Ferdinand Gagnon (8 June 1849 – 15 April 1886) was a Canadian born American journalist.

Gagnon was born and educated in Saint-Hyacinthe, Canada East. At age 19, he joined a substantial group of French Canadians who were leaving the now province of Quebec for the newly forming New England states to escape the British rule. He began his American residency at Manchester, N.H.

Gagnon envisaged a national union of the French Canadians in Canada and those in the United States. He saw this union as something that would happen sooner or later and worked toward that goal. He put forth a concerted effort for a period of time toward repatriation of Franco-Americans to Quebec. This effort was largely unsuccessful.

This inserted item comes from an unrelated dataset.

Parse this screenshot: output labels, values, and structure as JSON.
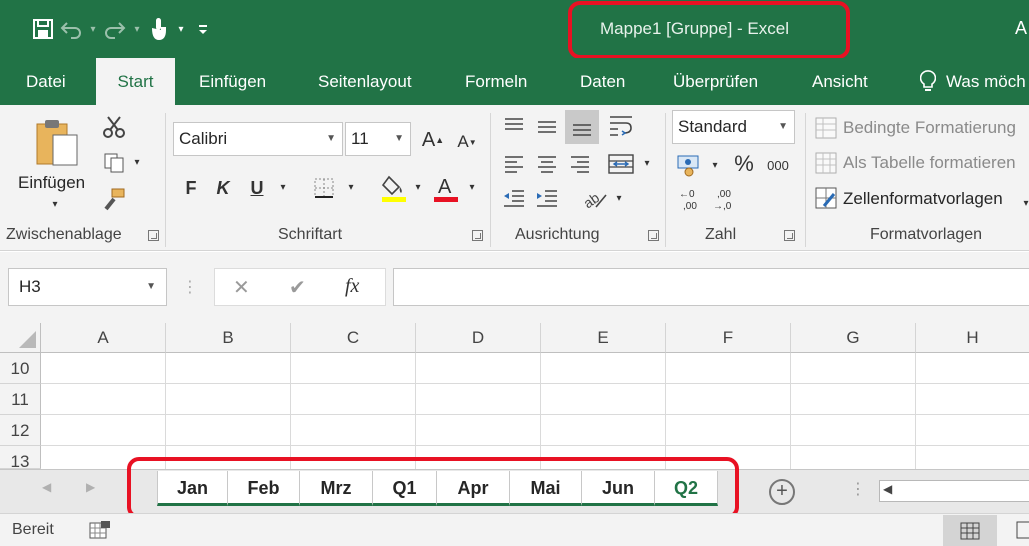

His vocation was publishing and journalism and he was involved in a number of publications starting with La Voix du peuple. This publication ceased and was replaced by L’Idée nouvelle. In 1869 Gagnon married and settled in Worcester, Mass. where he started the L’Étendard national.

Gagnon continued to support his view of the French Canadian émigrés which was not always popular with the émigrés themselves. His early death at age 36 ended his involvement of this diverse cause.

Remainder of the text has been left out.